Nächtigungstaxe für die eigene Wohnung

Der Gemeindefeldzug gegen Zweitwohnungen ist reichlich heuchlerisch.

Die finanzknappen Gemeinden haben auf ihrer Suche nach noch ein paar herauspressbaren Euro wieder einmal die Zweitwohnungen entdeckt: In Ober- und Niederösterreich wird über Abgaben diskutiert, in Salzburg denken SPÖ und Grüne sogar über enteignungsähnliche Schritte nach. Also nichts wirklich Überraschendes.

Bemerkenswert ist aber die Unehrlichkeit, mit der die Diskussion wieder einmal aufgezogen wird. In der Realität ist die Sache längst geklärt: Länder können den Gemeinden die Einhebung von Zweitwohnsitzsteuern genehmigen. Die meisten machen das auch schon, und die Gemeinden greifen dort natürlich begierig zu.

Manchmal, das aber nur nebenbei, ein bisschen zu begierig: Im Pleiteland Kärnten zahlen Zweitwohnungsbesitzer nicht nur eine Zweitwohnsitzsteuer (die sachlich begründbar ist, weil Zweitwohnsitzer Infrastruktur nutzen, ohne dass die Gemeinde dafür Zuweisungen aus dem Finanzausgleich bekommt), sondern auch noch Nächtigungs- und Kurtaxe. Das Gejammere, dass Zweitwohnungen ein Verlustgeschäft seien, hat also wohl keine Basis.


Problematisch ist die Lage ohnehin nur in touristischen Hotspots (etwa am Wörthersee oder in den Tiroler Bergen). Und dort ist das Gejammere der Bürgermeister, dass Appartements überhandnehmen, halt schon ein bisschen schizophren: Jede einzelne legale Ferienwohnung ist dort von der Baubehörde erster Instanz, also der Gemeinde, genehmigt. Zuerst dem befreundeten Bauern bei der Umwidmung ein nettes Körberlgeld verschaffen, dann dem befreundeten Bauunternehmer die lukrative Baugenehmigung nachwerfen und zuletzt über zu viele Zweitwohnungen jammern – das ist ein bisschen viel bürgermeisterliche Heuchelei.
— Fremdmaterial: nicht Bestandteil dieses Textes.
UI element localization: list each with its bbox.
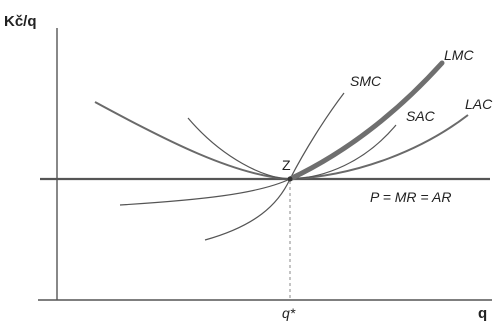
point-z-marker (287, 176, 293, 182)
x-axis-label: q (478, 305, 487, 322)
sac-label: SAC (406, 108, 436, 124)
lmc-curve (287, 60, 445, 182)
sac-curve (187, 117, 397, 180)
lac-label: LAC (465, 96, 493, 112)
price-line-label: P = MR = AR (370, 189, 451, 205)
point-z-label: Z (282, 157, 291, 173)
smc-label: SMC (350, 73, 382, 89)
lower-u-curve (119, 178, 291, 206)
smc-curve (204, 92, 345, 241)
lmc-label: LMC (444, 47, 474, 63)
y-axis-label: Kč/q (4, 13, 37, 30)
q-star-tick-label: q* (282, 305, 296, 321)
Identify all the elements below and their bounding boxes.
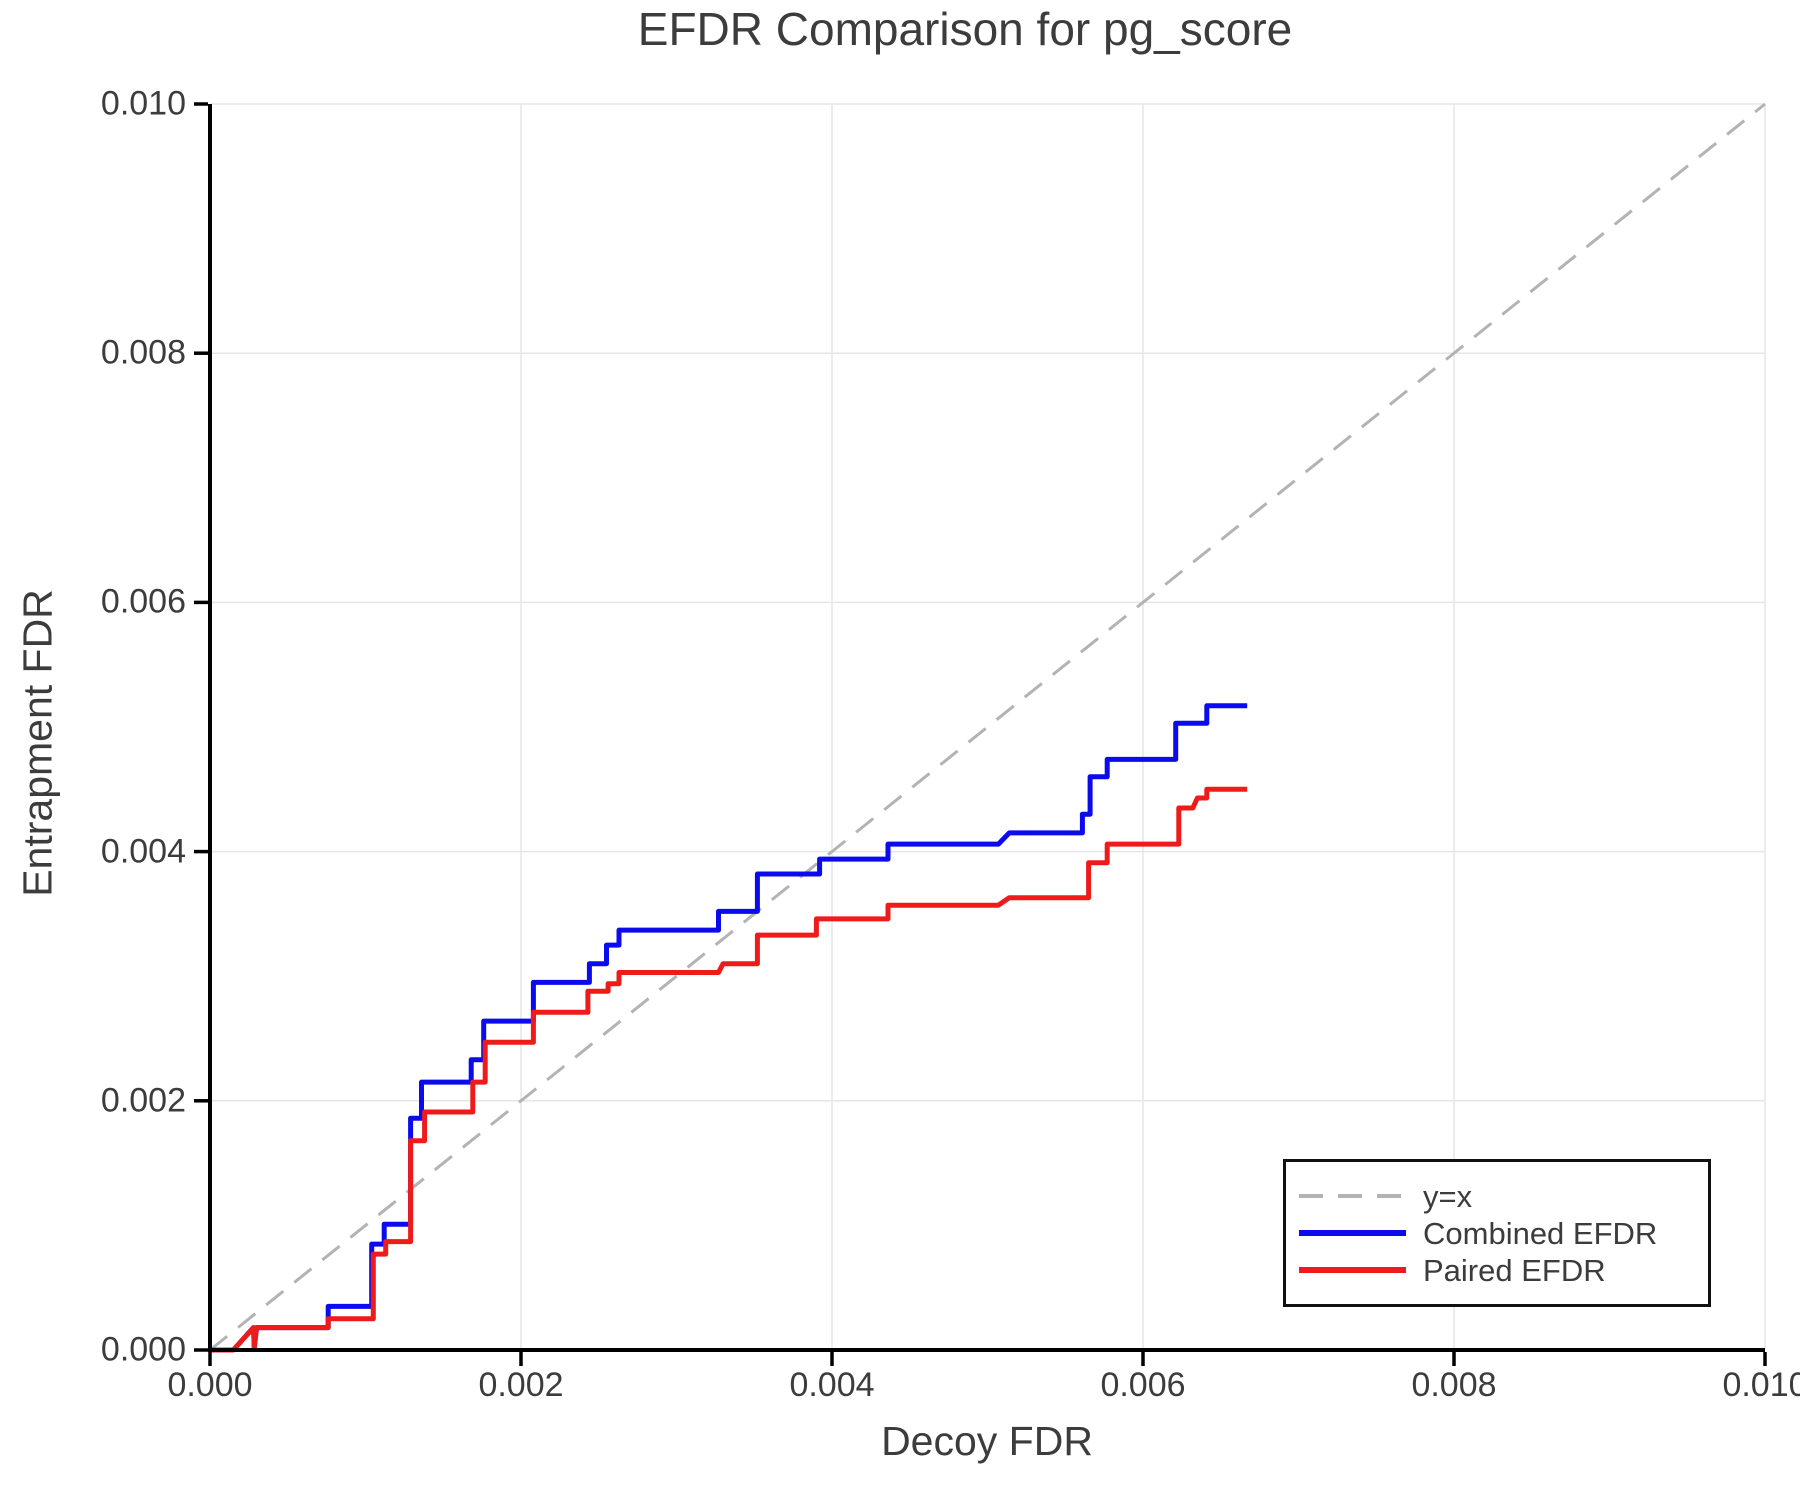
y-tick-label: 0.000 <box>100 1330 186 1369</box>
dashed-line-swatch-icon <box>1299 1194 1406 1198</box>
reference-line-y-equals-x <box>209 102 1766 1352</box>
chart-title: EFDR Comparison for pg_score <box>637 3 1293 55</box>
x-tick-label: 0.008 <box>1411 1366 1497 1404</box>
legend-label-reference: y=x <box>1423 1178 1473 1214</box>
legend-row-combined: Combined EFDR <box>1299 1215 1708 1252</box>
y-tick-label: 0.004 <box>100 832 186 871</box>
x-tick-label: 0.002 <box>478 1366 564 1404</box>
x-tick-label: 0.010 <box>1722 1366 1800 1404</box>
x-tick-label: 0.000 <box>167 1366 253 1404</box>
series-line-paired-efdr <box>210 786 1248 1353</box>
y-tick-label: 0.008 <box>100 333 186 372</box>
y-axis-label: Entrapment FDR <box>14 589 61 897</box>
y-tick-label: 0.002 <box>100 1081 186 1120</box>
solid-line-swatch-icon <box>1299 1230 1406 1236</box>
x-tick-label: 0.006 <box>1100 1366 1186 1404</box>
legend: y=x Combined EFDR Paired EFDR <box>1283 1159 1711 1307</box>
x-tick-label: 0.004 <box>789 1366 875 1404</box>
y-tick-label: 0.006 <box>100 582 186 621</box>
x-axis-label: Decoy FDR <box>881 1418 1093 1464</box>
solid-line-swatch-icon <box>1299 1267 1406 1273</box>
legend-label-paired: Paired EFDR <box>1423 1252 1606 1288</box>
series-line-combined-efdr <box>210 703 1248 1353</box>
legend-label-combined: Combined EFDR <box>1423 1215 1658 1251</box>
legend-row-paired: Paired EFDR <box>1299 1252 1708 1289</box>
y-tick-label: 0.010 <box>100 84 186 123</box>
legend-row-reference: y=x <box>1299 1178 1708 1215</box>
Aber die illegalen Zweitwohnsitze! Richtig, die sind ein Problem. Nur: Illegale Wohnsitze mit Steuern einfangen zu wollen ist ungefähr so aussichtsreich, wie den Drogenhandel mit Umsatzsteuer- und Registrierkassenpflicht zu bekämpfen. Da ist wohl Nick Knatterton zuständig und nicht die Gemeindekasse. Bei allem Verständnis für die Finanznöte der Gemeinden: Hier schießt man übers Ziel hinaus.